State v. Gomez, 246 N.J. Super. 209, 217, 587 A.2d 272 (App.Div.1991).
In our view, the two Guzman statements constituted comments on separate subjects. The part adduced by defendant conveyed the fact that Guzman was a substantial drug dealer and that it was she who had bought and owned the cocaine. It was unrelated to defendant's knowledge vel non, and the part adduced by the State to the effect that defendant knew about the cocaine was therefore not relevant to what had been elicited by defendant.

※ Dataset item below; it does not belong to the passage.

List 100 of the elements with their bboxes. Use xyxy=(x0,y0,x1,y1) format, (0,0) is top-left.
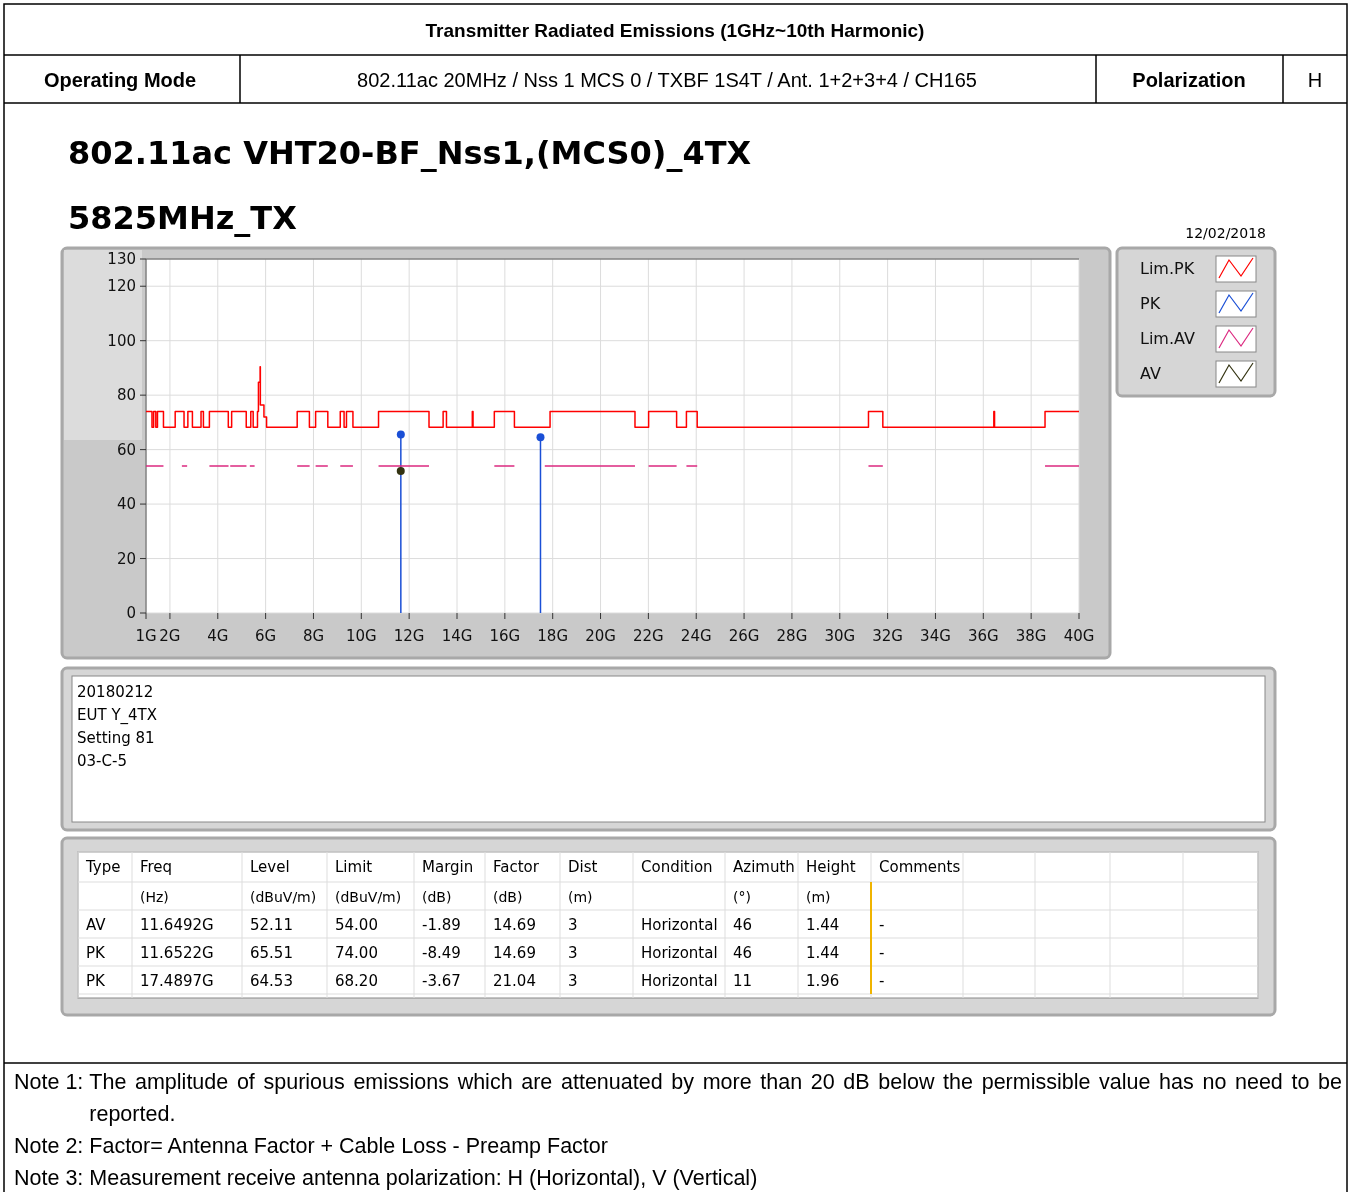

We observe that Guzman's inculpatory reference to defendant is objectionable for the further reason that it merely expresses the declarant's conclusion as to defendant's state of mind without providing any factual basis. "From . . . [non-expert witnesses], only facts perceived by the use of their senses, and not mere . . . conclusions based upon the facts supposedly within their knowledge, are adducible in evidence. . . ." Priest v. Poleshuck, 15 N.J. 557, 562, 105 A.2d 541 (1954).
Finally, although we do not rest our determination on this fact, we note that N.J.R.Evid. 63(10) expressly states that a declaration against interest "is not admissible against a defendant other than the declarant in a criminal prosecution."
Reversed and remanded for further proceedings consistent with this opinion.